13. • Estimate the answer: It may be difficult to estimate the absolute value of the answer, but you may be able to see that each odd-numbered term in the sequence will be positive and each even-numbered term in the sequence negative. So, the sixth term will be less than zero.
    • Look at the choices: (A), (B), and (C) are positive and can be eliminated. There are still two possibilities, (D) and (E).
    • Calculate the answer: 1(−2)(−2)(−2)(−2)(−2) = −32. Therefore, the answer is (E) −32.
14. Solution 1:
    • Estimate the answer: We are given (2x − 5)(2x + 5) = 5. Since (2x − 5) and (2x + 5) multiply to a positive number, either they are both positive or they are both negative. So, either 2x > 5 (if both positive) or 2x < − 5 (if both negative). Squaring either inequality, we get 4x² > 25. So, the answer will probably be somewhat larger than 25.

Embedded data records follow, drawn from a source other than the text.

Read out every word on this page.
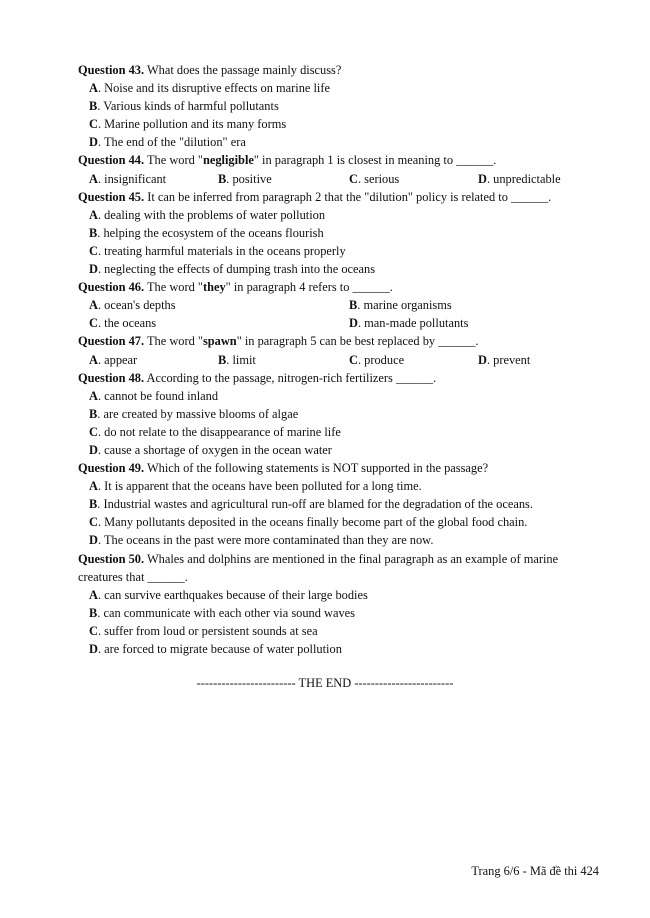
Question 43. What does the passage mainly discuss?
A. Noise and its disruptive effects on marine life
B. Various kinds of harmful pollutants
C. Marine pollution and its many forms
D. The end of the "dilution" era
Question 44. The word "negligible" in paragraph 1 is closest in meaning to ______.
A. insignificant	B. positive	C. serious	D. unpredictable
Question 45. It can be inferred from paragraph 2 that the "dilution" policy is related to ______.
A. dealing with the problems of water pollution
B. helping the ecosystem of the oceans flourish
C. treating harmful materials in the oceans properly
D. neglecting the effects of dumping trash into the oceans
Question 46. The word "they" in paragraph 4 refers to ______.
A. ocean's depths	B. marine organisms
C. the oceans	D. man-made pollutants
Question 47. The word "spawn" in paragraph 5 can be best replaced by ______.
A. appear	B. limit	C. produce	D. prevent
Question 48. According to the passage, nitrogen-rich fertilizers ______.
A. cannot be found inland
B. are created by massive blooms of algae
C. do not relate to the disappearance of marine life
D. cause a shortage of oxygen in the ocean water
Question 49. Which of the following statements is NOT supported in the passage?
A. It is apparent that the oceans have been polluted for a long time.
B. Industrial wastes and agricultural run-off are blamed for the degradation of the oceans.
C. Many pollutants deposited in the oceans finally become part of the global food chain.
D. The oceans in the past were more contaminated than they are now.
Question 50. Whales and dolphins are mentioned in the final paragraph as an example of marine
creatures that ______.
A. can survive earthquakes because of their large bodies
B. can communicate with each other via sound waves
C. suffer from loud or persistent sounds at sea
D. are forced to migrate because of water pollution
------------------------ THE END ------------------------
Trang 6/6 - Mã đề thi 424
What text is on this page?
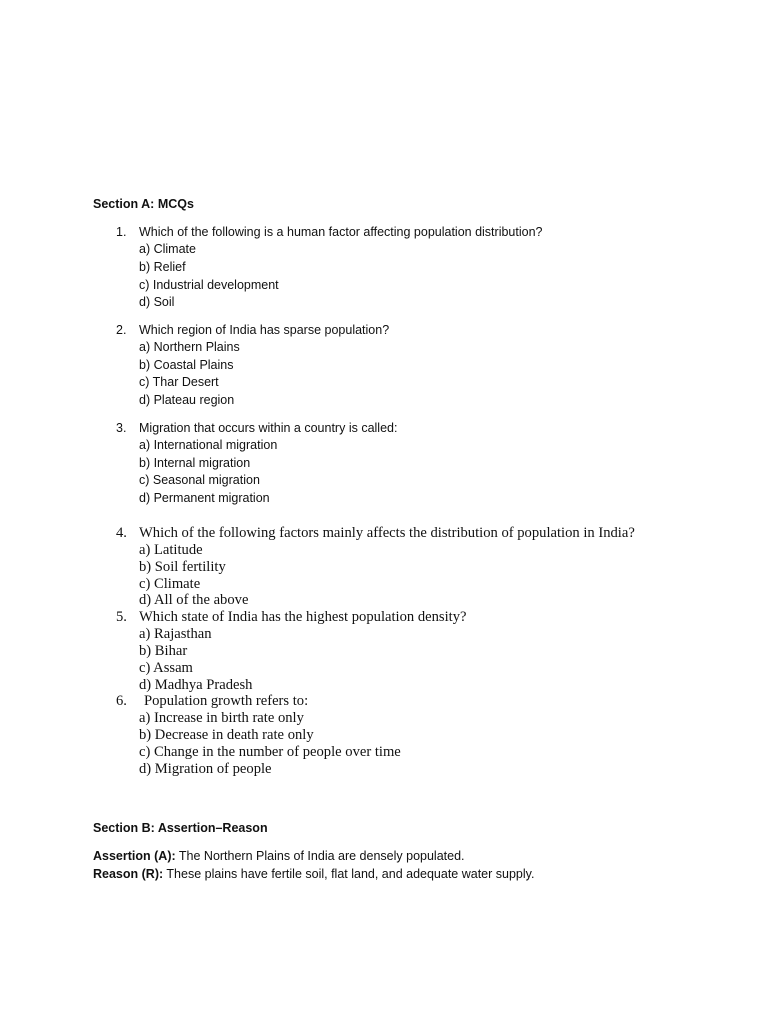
Section A: MCQs
1. Which of the following is a human factor affecting population distribution?
a) Climate
b) Relief
c) Industrial development
d) Soil
2. Which region of India has sparse population?
a) Northern Plains
b) Coastal Plains
c) Thar Desert
d) Plateau region
3. Migration that occurs within a country is called:
a) International migration
b) Internal migration
c) Seasonal migration
d) Permanent migration
4. Which of the following factors mainly affects the distribution of population in India?
a) Latitude
b) Soil fertility
c) Climate
d) All of the above
5. Which state of India has the highest population density?
a) Rajasthan
b) Bihar
c) Assam
d) Madhya Pradesh
6. Population growth refers to:
a) Increase in birth rate only
b) Decrease in death rate only
c) Change in the number of people over time
d) Migration of people
Section B: Assertion–Reason
Assertion (A): The Northern Plains of India are densely populated.
Reason (R): These plains have fertile soil, flat land, and adequate water supply.
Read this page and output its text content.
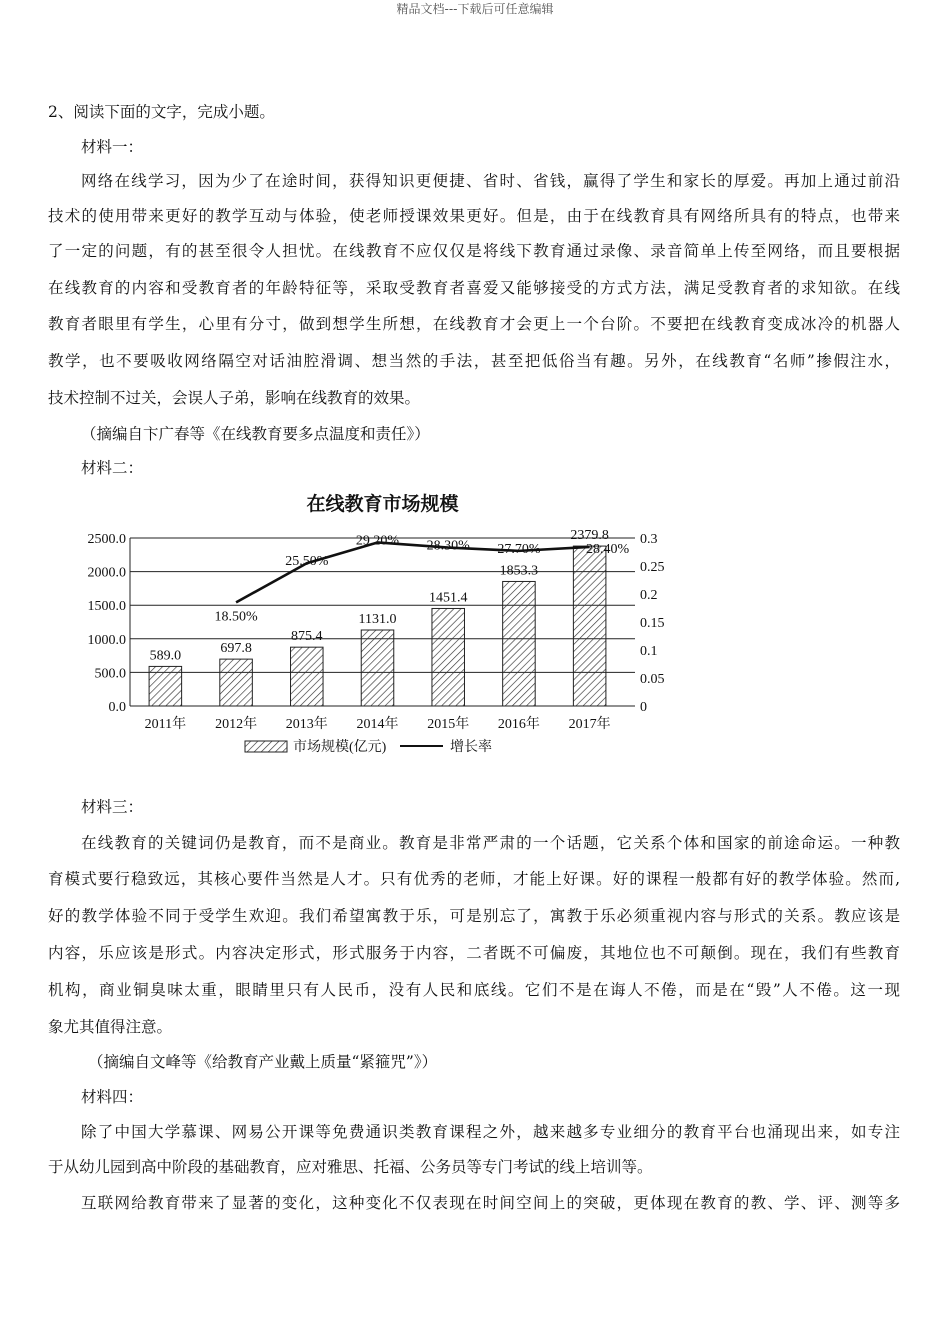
精品文档---下载后可任意编辑
2、阅读下面的文字，完成小题。
材料一：
网络在线学习，因为少了在途时间，获得知识更便捷、省时、省钱，赢得了学生和家长的厚爱。再加上通过前沿
技术的使用带来更好的教学互动与体验，使老师授课效果更好。但是，由于在线教育具有网络所具有的特点，也带来
了一定的问题，有的甚至很令人担忧。在线教育不应仅仅是将线下教育通过录像、录音简单上传至网络，而且要根据
在线教育的内容和受教育者的年龄特征等，采取受教育者喜爱又能够接受的方式方法，满足受教育者的求知欲。在线
教育者眼里有学生，心里有分寸，做到想学生所想，在线教育才会更上一个台阶。不要把在线教育变成冰冷的机器人
教学，也不要吸收网络隔空对话油腔滑调、想当然的手法，甚至把低俗当有趣。另外，在线教育“名师”掺假注水，
技术控制不过关，会误人子弟，影响在线教育的效果。
（摘编自卞广春等《在线教育要多点温度和责任》）
材料二：
在线教育市场规模
0.0
500.0
1000.0
1500.0
2000.0
2500.0
0
0.05
0.1
0.15
0.2
0.25
0.3
589.0
2011年
697.8
2012年
875.4
2013年
1131.0
2014年
1451.4
2015年
1853.3
2016年
2379.8
2017年
18.50%
25.50%
29.20% 28.30% 27.70%	28.40%
市场规模(亿元)	增长率
材料三：
在线教育的关键词仍是教育，而不是商业。教育是非常严肃的一个话题，它关系个体和国家的前途命运。一种教
育模式要行稳致远，其核心要件当然是人才。只有优秀的老师，才能上好课。好的课程一般都有好的教学体验。然而,
好的教学体验不同于受学生欢迎。我们希望寓教于乐，可是别忘了，寓教于乐必须重视内容与形式的关系。教应该是
内容，乐应该是形式。内容决定形式，形式服务于内容，二者既不可偏废，其地位也不可颠倒。现在，我们有些教育
机构，商业铜臭味太重，眼睛里只有人民币，没有人民和底线。它们不是在诲人不倦，而是在“毁”人不倦。这一现
象尤其值得注意。
（摘编自文峰等《给教育产业戴上质量“紧箍咒”》）
材料四：
除了中国大学慕课、网易公开课等免费通识类教育课程之外，越来越多专业细分的教育平台也涌现出来，如专注
于从幼儿园到高中阶段的基础教育，应对雅思、托福、公务员等专门考试的线上培训等。
互联网给教育带来了显著的变化，这种变化不仅表现在时间空间上的突破，更体现在教育的教、学、评、测等多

    • Look at the choices: (A) and (B) are obviously wrong, because both 4 and x² are positive. (C) and (D) are both less than 25. Therefore, the answer is (E) 30.
    Solution 2: Expand the equation and solve for 4x²
    (2x − 5)(2x + 5) = 5
    4x² − 25 = 5
    4x² = 30
    Therefore, the answer is (E) 30.
15. • Estimate the answer: We can assume the diagram is drawn to scale. The slope of the given line appears negative, but somewhat greater than −1. Therefore, the slope is between 0 and −1.

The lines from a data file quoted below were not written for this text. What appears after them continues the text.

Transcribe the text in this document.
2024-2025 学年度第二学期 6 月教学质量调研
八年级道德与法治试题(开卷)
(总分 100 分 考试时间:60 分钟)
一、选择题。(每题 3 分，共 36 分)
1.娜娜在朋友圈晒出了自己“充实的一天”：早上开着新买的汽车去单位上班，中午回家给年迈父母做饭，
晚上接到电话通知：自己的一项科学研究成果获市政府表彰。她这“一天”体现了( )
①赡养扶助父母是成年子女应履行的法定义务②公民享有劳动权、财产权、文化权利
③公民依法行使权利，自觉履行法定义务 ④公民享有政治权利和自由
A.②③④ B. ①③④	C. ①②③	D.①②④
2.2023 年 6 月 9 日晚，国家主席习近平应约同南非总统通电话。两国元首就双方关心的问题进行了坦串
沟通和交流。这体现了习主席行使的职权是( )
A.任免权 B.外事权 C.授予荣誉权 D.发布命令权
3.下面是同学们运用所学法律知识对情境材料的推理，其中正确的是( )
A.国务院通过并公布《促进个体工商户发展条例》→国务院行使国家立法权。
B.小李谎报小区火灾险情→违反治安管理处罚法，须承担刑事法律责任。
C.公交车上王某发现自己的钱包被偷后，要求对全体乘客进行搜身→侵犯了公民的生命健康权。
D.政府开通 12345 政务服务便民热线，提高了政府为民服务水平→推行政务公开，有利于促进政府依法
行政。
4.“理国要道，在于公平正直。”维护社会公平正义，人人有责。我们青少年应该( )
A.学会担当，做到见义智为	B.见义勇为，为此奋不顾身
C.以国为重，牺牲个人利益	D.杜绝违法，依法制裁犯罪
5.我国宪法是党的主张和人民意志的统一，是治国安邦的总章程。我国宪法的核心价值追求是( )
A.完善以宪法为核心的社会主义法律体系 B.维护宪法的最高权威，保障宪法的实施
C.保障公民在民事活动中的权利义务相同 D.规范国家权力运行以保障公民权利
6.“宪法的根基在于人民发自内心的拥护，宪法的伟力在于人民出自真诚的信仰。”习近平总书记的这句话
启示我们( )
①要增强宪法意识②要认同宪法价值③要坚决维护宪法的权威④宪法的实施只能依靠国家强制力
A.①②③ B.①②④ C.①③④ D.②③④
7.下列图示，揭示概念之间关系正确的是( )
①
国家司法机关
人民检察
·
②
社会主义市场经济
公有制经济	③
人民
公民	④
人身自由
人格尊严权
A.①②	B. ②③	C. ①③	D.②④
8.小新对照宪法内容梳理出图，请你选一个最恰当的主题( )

    • Look at the choices: The only answer in range of our estimate is (B) −½. Select that answer.
16. If 3a + 4b = b, then we can subtract b from both sides, getting
    3a + 3b = 0
    multiplying both sides by 2, we get:
    6a + 6b = 0
    Therefore, the answer is (A) 0.
17. • Estimate the answer: The area of the shaded rectangular region appears to be ½ the area of the triangle. The area of the triangle is ½ × 10√2 × 10√2. You can calculate the result, or estimate it as being slightly larger then ½(14)(14). Either way, you should get the area of the triangle as being 100 or so. So, the shaded area should be about 50.
    • Look at the answer choices: The only choice in range of our estimate is (C) 50. Select that answer.

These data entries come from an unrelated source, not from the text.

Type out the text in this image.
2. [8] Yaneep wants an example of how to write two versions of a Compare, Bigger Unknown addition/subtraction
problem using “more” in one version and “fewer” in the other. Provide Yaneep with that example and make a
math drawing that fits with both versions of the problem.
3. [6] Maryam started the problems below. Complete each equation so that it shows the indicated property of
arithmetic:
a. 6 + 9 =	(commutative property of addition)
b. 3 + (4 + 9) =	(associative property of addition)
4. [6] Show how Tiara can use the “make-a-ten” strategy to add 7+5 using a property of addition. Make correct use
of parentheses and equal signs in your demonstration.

18. • Estimate the answer: f(x) appears to increase as x increases, so probably a > 1.
    • Look at the answer choices: We can eliminate (A) and (B), but there are still three other possibilities.
    • Try a special case: f(0) = ka⁰ = k. So, based on the information in the table, k = ½
    • Try another special case: f(1) = ka¹ = ½a. So, based on the information in the table, ½a = 2, so a = 4. Therefore, the answer is (D) 4.
19. • Estimate the answer: h appears to be less than e, since h appears to be the leg of a right triangle and e the hypotenuse. Therefore, the answer should be somewhat less than m.
    • Look at the choices: Both (A) and (B) are somewhat less than m. The other three choices can be eliminated.
    • Draw a diagram: The diagram is already given, but draw a line from the centre of the square to the top left and bottom right corners.
    • Work backwards: We could find the value of h in terms of m if we knew the length of the line we drew; by the Pythagorean theorem (see Reference Information), h² + (half the length of the line we drew)² = e² (= m²). Now, the length of the line we drew is the hypotenuse of a 45°-45°-90° triangle, so from the Reference Information its length is m√2. So:
      h² + (½m√2) = e² = m²
      h² + ½m² = m²
      h² = ½m²
      h = m⁄√2
      Therefore, the answer is (A) m⁄√2.
20. • Try a special case: Assume that k = 1. Then the commission on the two cars is .01(2)(14,000) = 280 dollars.
    • Look at the choices: The only choice that is equal to 280 when k is equal to 1 is (A) 280k. Therefore the answer is (A) 280k.